Malattie genetiche Malattie congenite su base ereditaria, ovvero causate da uno o più geni anomali trasmessi da genitore a figlio. Possono manifestarsi alla nascita o in epoca successiva. Sono anche indicate come malattie ereditarie. La posizione e le caratteristiche dei geni responsabili di molte malattie sono state individuate attraverso studi di genetica e di biologia molecolare; la determinazione dell’intero patrimonio genetico dell’uomo, obiettivo del Progetto Genoma Umano, permetterà anche una maggiore conoscenza di molte patologie ereditarie.

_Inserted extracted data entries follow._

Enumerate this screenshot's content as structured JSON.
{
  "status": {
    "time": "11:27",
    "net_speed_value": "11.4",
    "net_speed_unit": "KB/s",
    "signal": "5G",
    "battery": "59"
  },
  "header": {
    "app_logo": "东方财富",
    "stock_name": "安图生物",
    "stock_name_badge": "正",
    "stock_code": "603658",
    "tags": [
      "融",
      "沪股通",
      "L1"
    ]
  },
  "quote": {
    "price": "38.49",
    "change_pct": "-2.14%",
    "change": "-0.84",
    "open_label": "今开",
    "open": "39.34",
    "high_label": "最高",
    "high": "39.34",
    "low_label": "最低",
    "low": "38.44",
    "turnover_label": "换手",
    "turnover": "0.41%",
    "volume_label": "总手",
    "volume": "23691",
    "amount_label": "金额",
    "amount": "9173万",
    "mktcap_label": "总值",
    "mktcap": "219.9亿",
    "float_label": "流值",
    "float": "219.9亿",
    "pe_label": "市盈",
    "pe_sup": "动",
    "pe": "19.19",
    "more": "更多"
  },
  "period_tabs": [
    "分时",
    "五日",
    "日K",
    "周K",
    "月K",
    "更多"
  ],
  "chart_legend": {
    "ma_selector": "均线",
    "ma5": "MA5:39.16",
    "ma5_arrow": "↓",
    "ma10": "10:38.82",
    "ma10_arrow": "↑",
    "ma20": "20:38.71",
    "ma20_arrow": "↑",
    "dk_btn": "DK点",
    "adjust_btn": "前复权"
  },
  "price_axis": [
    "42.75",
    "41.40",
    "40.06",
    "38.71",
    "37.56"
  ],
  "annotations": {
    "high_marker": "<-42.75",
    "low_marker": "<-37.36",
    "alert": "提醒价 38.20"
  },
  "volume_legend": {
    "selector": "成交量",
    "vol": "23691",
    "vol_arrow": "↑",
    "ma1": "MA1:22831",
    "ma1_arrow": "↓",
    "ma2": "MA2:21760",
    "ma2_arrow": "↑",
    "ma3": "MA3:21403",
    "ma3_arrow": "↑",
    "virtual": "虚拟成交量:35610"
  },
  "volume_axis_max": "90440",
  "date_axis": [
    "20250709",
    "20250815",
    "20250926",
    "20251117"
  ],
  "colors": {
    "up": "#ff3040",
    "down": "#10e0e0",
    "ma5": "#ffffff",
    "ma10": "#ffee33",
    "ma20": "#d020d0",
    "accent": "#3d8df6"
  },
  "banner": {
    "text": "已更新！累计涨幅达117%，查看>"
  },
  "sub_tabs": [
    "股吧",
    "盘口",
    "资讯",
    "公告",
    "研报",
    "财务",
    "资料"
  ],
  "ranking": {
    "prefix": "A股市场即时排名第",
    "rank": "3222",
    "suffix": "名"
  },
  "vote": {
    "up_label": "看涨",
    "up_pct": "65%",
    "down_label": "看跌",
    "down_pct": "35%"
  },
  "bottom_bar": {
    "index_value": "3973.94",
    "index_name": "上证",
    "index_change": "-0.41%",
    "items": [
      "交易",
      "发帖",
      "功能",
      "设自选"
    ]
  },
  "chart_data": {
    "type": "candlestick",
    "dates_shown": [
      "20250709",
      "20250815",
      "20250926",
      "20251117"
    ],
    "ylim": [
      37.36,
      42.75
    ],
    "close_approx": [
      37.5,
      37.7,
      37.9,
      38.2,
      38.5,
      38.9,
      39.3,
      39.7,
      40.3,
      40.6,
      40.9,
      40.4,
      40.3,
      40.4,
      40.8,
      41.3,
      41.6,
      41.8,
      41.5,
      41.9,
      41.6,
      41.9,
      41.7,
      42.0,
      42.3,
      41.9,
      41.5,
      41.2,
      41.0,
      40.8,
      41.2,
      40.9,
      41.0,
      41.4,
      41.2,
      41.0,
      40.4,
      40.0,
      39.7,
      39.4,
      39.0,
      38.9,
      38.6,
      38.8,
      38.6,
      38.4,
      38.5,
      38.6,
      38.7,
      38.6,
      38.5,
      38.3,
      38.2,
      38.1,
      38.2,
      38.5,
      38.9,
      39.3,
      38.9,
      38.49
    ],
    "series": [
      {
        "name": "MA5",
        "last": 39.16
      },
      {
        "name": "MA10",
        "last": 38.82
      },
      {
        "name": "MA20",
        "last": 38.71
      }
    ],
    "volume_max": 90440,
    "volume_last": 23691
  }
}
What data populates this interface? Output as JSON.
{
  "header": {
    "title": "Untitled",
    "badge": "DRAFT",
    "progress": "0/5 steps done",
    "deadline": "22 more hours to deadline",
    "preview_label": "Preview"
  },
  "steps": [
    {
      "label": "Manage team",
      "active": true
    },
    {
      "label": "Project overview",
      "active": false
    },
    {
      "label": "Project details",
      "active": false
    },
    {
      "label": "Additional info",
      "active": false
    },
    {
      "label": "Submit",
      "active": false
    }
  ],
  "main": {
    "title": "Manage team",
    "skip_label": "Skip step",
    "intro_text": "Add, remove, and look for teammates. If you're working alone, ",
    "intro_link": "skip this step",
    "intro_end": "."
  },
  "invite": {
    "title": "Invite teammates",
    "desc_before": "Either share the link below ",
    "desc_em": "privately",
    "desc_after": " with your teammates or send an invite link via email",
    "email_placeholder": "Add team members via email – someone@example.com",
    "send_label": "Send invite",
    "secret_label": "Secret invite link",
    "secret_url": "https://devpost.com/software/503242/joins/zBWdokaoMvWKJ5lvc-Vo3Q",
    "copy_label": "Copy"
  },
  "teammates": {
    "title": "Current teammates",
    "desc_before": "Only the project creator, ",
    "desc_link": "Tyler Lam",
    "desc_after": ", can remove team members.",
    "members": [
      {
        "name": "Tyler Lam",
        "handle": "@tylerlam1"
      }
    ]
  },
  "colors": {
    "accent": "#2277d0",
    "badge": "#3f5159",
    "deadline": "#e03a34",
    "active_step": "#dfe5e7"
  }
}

Diverse malattie genetiche possono essere individuate in fasi precoci dello sviluppo fetale attraverso specifiche indagini prenatali; l’accertamento della patologia può orientare le decisioni di genitori e medici, e permettere una valutazione della speranza di vita del nascituro e della possibilità di attuare tempestivamente specifici trattamenti. La gravità delle diverse malattie genetiche è estremamente varia; in alcuni casi, il paziente può manifestare solo lievi sintomi o comunque non sviluppare lesioni tali da compromettere la possibilità di condurre una vita pressoché normale. Non è possibile correggere un gene lesionato; è possibile però adottare tutte le misure terapeutiche per affrontare il quadro clinico del soggetto.

Una speranza nella cura delle malattie genetiche è la terapia genica, che attualmente è in fase di sperimentazione clinica sull’uomo. In tutto il mondo, i pazienti coinvolti nei protocolli di sperimentazione della terapia genica (i cosiddetti trials clinici) erano, nell’agosto 1999, circa 3000; di questi, circa 300 erano soggetti affetti da malattie genetiche.